You are viewing a plain text version of this content. The canonical link for it is here.
Posted to commits@spark.apache.org by we...@apache.org on 2021/02/05 13:00:34 UTC
[spark] branch master updated: [SPARK-32985][SQL] Decouple bucket scan and bucket filter pruning for data source v1

This is an automated email from the ASF dual-hosted git repository.

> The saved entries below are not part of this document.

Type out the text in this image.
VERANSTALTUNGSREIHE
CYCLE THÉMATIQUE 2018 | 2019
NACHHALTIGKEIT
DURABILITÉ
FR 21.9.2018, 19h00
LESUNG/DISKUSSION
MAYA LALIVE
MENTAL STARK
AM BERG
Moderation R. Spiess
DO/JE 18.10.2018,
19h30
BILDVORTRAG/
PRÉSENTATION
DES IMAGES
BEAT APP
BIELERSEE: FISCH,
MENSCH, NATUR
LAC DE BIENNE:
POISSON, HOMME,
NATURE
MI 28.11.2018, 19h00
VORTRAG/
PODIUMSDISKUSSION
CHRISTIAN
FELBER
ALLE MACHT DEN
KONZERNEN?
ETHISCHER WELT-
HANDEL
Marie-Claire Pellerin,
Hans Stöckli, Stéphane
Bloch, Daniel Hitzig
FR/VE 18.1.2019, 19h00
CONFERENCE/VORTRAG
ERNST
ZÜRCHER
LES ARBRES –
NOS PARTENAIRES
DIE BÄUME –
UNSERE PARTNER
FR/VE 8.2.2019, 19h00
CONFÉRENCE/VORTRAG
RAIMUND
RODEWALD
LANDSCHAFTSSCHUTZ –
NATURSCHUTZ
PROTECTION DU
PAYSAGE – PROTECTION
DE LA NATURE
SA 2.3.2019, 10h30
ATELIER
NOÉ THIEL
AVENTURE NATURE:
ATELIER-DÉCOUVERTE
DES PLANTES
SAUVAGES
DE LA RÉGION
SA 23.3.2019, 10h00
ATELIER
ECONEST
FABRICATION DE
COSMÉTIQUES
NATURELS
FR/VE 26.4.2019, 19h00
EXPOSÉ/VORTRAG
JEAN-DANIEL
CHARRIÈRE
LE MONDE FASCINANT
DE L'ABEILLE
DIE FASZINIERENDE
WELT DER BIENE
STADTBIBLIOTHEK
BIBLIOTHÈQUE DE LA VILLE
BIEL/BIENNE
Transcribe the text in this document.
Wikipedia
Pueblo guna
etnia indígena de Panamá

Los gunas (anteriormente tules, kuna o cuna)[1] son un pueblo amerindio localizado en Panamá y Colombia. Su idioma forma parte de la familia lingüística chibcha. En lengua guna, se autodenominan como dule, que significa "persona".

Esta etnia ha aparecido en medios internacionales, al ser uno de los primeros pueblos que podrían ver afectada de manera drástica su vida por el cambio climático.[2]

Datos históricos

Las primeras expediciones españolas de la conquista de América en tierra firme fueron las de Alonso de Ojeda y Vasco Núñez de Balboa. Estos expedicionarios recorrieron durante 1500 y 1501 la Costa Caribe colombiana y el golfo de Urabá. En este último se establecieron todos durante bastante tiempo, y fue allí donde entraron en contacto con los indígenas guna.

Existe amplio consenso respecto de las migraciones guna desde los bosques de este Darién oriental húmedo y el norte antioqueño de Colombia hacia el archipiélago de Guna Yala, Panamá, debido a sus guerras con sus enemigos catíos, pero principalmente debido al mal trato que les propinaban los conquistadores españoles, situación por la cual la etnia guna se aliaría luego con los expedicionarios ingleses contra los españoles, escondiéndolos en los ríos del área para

wenchen pushed a commit to branch master
in repository https://gitbox.apache.org/repos/asf/spark.git


The following commit(s) were added to refs/heads/master by this push:
     new 76baaf7  [SPARK-32985][SQL] Decouple bucket scan and bucket filter pruning for data source v1
76baaf7 is described below

commit 76baaf746502b50f6f466d53bdce2b5a9a35b2df
Author: Cheng Su <ch...@fb.com>
AuthorDate: Fri Feb 5 13:00:06 2021 +0000

    [SPARK-32985][SQL] Decouple bucket scan and bucket filter pruning for data source v1
    
    ### What changes were proposed in this pull request?
    
    As a followup from discussion in https://github.com/apache/spark/pull/29804#discussion_r493100510 . Currently in data source v1 file scan `FileSourceScanExec`, [bucket filter pruning will only take effect with bucket table scan](https://github.com/apache/spark/blob/master/sql/core/src/main/scala/org/apache/spark/sql/execution/DataSourceScanExec.scala#L542 ). However this is unnecessary, as bucket filter pruning can also happen if we disable bucketed table scan. Read files with bucket  [...]
    
    ### Why are the changes needed?
    
    This help query leverage the benefit from bucket filter pruning to save CPU/IO to not read unnecessary bucket files, and do not bound by bucket table scan when the parallelism of tasks is a concern.
    
    In addition, this also resolves the issue to reduce number of tasks launched for simple query with bucket column filter - SPARK-33207, because with bucket scan, we launch # of tasks to equal to # of buckets, and this is unnecessary.
    
    ### Does this PR introduce _any_ user-facing change?
    
    Users will notice query to start pruning irrelevant files for reading bucketed table, when disabling bucketing. If the input data does not follow spark data source bucketing convention, by default exception will be thrown and query will be failed. The exception can be bypassed with setting config `spark.sql.files.ignoreCorruptFiles` to true.
    
    ### How was this patch tested?
    
    Added unit test in `BucketedReadSuite.scala` to make all existing unit tests for bucket filter work with this PR.
    
    Closes #31413 from c21/bucket-pruning.
    
    Authored-by: Cheng Su <ch...@fb.com>
    Signed-off-by: Wenchen Fan <we...@databricks.com>
---
 .../spark/sql/execution/DataSourceScanExec.scala   | 44 ++++++++++++++++------
 .../bucketing/DisableUnnecessaryBucketedScan.scala | 15 ++------
 .../spark/sql/sources/BucketedReadSuite.scala      | 44 +++++++++++++++++++---
 .../DisableUnnecessaryBucketedScanSuite.scala      |  2 +-
 4 files changed, 75 insertions(+), 30 deletions(-)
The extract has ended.